On the impact of the sudden spurt in screens, Kanakia pointed out that in future, multiplexes will become a weekend sport. That apart, it will also provide an impetus to film production and will push up import of Hollywood films.
Manoj Bhatia, CEO, Inox, said, "The trend will ultimately encourage filmmakers to make varied and experimental cinema." He cited the example of the upcoming Yash Raj film Neal-N-Nikki.
Bhatia also said the increase in screens will in turn also lead to rationalisation of entertainment tax.
Sharvan Shroff, managing director, Shringar Cinemas, said, "The plan to expand screens has been on multiplex operators' agenda for some time now. The rise in the number of malls as well as the pick-up in real estate sector has resulted in the trend."
Shroff says this phenomenon has already impacted the film industry.
"Movies today are targeting the multiplex audiences. This has also lead to segmentation of films which, in turn, helps cater to a larger set of audiences."
Shroff is of the opinion that cinema-goers today receive a superior cinema experience at a marginal premium compared with the older single-screen theatres. Ticket pricing would also be more or less stable.
A boom in retail shopping has also aided the multiplex boom, as most of them are being set up at or alongside such malls. This will help increase footfall for both multiplexes and shopping malls simultaneously.
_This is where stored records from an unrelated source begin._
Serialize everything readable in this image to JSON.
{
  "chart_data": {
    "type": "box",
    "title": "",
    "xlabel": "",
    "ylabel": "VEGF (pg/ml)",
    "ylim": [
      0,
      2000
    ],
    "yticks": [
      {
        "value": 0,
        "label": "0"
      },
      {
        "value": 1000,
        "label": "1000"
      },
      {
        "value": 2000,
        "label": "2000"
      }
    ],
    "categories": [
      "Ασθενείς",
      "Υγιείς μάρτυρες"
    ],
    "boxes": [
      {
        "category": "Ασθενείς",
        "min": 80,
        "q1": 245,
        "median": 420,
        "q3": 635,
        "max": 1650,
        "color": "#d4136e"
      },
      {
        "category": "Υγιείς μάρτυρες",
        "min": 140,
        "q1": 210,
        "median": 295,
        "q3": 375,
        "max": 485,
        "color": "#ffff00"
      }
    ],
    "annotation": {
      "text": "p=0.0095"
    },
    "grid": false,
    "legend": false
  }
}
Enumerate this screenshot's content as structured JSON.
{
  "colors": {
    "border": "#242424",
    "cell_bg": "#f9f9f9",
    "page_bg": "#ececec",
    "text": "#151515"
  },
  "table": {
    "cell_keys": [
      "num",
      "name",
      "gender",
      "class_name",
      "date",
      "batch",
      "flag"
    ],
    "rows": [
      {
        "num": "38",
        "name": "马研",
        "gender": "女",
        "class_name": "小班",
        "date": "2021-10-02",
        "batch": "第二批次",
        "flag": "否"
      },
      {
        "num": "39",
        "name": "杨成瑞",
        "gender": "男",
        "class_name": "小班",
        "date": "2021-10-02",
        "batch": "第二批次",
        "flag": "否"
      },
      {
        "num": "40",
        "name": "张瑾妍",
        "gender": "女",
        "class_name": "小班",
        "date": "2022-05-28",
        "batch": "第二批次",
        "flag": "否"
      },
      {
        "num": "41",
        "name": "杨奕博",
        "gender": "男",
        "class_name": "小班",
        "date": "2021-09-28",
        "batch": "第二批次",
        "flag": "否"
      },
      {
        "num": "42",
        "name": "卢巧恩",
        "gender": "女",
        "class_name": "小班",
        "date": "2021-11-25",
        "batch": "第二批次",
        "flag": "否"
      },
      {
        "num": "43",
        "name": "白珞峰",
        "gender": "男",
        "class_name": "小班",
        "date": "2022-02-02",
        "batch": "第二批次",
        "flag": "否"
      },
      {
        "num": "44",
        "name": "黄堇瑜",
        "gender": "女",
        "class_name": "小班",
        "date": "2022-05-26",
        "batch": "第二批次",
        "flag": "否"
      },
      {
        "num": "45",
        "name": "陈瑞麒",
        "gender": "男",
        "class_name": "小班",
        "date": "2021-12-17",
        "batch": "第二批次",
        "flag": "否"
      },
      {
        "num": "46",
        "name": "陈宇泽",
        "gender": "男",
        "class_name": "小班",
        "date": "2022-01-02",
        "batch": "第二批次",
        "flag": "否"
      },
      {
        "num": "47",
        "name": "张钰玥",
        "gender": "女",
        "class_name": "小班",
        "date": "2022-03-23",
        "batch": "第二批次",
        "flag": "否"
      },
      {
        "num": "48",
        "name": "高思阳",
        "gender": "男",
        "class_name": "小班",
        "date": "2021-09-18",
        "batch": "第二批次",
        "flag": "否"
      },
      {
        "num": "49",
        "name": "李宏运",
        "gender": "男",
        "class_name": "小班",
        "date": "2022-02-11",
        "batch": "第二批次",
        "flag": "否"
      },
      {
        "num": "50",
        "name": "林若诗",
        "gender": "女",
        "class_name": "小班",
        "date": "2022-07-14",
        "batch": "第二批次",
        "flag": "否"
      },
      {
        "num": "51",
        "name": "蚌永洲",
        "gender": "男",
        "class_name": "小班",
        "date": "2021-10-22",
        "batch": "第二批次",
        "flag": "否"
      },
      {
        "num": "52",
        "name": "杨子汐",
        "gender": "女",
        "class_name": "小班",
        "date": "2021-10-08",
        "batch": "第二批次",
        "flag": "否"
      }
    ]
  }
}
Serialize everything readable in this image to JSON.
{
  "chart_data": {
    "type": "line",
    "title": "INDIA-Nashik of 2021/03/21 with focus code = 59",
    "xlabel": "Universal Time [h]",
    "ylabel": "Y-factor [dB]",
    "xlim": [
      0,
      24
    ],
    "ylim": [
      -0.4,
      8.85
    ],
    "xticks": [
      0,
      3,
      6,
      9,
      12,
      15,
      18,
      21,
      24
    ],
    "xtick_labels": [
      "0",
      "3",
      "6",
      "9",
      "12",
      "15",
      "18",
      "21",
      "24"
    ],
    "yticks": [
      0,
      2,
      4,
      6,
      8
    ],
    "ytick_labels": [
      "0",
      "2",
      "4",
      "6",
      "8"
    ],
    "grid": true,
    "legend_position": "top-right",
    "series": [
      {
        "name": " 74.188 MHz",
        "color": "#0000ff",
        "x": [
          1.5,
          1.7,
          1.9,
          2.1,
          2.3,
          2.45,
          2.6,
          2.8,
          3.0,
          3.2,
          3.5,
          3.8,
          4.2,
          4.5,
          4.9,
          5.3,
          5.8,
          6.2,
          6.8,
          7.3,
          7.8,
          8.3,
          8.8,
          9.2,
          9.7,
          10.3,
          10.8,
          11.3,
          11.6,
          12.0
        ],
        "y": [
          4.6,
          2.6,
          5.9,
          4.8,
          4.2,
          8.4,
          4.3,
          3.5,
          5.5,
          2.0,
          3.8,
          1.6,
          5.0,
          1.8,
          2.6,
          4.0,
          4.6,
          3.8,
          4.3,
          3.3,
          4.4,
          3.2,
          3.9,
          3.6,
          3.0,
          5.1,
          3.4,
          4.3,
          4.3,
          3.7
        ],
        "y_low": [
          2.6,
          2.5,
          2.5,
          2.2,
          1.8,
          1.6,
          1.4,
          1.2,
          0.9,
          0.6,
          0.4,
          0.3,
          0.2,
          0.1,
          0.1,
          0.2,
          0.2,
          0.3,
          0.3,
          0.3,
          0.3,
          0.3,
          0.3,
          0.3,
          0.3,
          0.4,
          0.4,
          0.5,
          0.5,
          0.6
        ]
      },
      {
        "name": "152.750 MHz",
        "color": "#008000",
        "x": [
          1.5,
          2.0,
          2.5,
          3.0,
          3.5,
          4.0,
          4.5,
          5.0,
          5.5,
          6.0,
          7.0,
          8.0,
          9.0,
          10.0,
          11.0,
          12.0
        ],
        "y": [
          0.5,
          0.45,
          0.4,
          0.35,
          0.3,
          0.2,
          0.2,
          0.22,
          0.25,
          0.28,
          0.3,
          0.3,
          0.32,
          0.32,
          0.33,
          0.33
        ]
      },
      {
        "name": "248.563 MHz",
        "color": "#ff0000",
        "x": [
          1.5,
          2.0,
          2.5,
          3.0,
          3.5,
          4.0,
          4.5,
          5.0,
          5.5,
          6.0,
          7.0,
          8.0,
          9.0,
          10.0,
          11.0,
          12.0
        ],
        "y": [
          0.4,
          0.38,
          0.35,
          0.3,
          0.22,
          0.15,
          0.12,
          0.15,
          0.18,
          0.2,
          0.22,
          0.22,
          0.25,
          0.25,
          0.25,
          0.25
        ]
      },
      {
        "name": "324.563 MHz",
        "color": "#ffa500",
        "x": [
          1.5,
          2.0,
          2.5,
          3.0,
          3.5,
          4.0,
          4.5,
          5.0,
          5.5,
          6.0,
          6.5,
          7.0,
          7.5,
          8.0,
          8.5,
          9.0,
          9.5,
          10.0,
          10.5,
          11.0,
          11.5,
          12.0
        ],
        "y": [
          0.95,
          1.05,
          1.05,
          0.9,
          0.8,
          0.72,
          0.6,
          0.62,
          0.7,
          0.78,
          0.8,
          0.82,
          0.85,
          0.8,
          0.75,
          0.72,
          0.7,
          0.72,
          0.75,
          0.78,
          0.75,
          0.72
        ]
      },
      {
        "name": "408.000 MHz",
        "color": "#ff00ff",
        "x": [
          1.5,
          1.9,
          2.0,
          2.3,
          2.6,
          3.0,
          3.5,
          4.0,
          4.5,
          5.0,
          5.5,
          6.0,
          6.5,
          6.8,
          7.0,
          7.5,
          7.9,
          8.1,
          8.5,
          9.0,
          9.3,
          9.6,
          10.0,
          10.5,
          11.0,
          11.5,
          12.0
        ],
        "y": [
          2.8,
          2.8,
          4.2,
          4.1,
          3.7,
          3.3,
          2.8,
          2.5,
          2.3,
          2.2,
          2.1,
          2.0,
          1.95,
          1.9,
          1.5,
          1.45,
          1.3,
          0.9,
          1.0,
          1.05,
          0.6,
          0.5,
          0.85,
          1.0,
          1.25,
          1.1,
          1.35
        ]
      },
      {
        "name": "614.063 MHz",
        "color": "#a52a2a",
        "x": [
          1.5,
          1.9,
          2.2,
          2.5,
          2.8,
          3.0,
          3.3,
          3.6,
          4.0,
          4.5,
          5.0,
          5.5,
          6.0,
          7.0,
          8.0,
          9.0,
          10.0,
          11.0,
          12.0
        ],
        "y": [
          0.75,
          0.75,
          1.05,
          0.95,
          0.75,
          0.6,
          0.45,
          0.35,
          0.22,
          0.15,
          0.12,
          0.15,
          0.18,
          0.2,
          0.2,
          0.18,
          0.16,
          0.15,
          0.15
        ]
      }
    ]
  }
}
An Edelweiss Securities research report, released earlier this year, said the country expects over 220 malls by 2006 and over 600 malls by 2010. The rise in the number of malls means a growth in the number of multiplexes also, the report stated.
PVR, in its prospectus, has stated, "The expected organised retail boom should result in a significant increase in the number of multiplex cinemas as one of the key elements for the success of a mall is its ability to drive footfalls consistently. Multiplexes are one of the anchor tenants in large format malls which increases footfalls by 40 per cent to 50 per cent."
For instance, Inox Leisure announced that it has entered into a tie-up with Pantaloon, a major retail chain and brand in the country, to be its multiplex cinema partner in all its new properties.
Inox's Bhatia said, "The alliance is a win-win for both of us. For Pantaloon it makes available a high quality multiplex operator for all the properties it is associated with and for us it provides preferential access to all real estate developments that Pantaloon is associated with."
All said and done, one of the key factors that multiplex owners need to take heed of is bunching up in one area. "There is a lot of capacity for multiplexes currently, if they are all not bunched up in one location. If players enter markets and location after careful analysis, there is space for everyone to be profitable," Shroff says.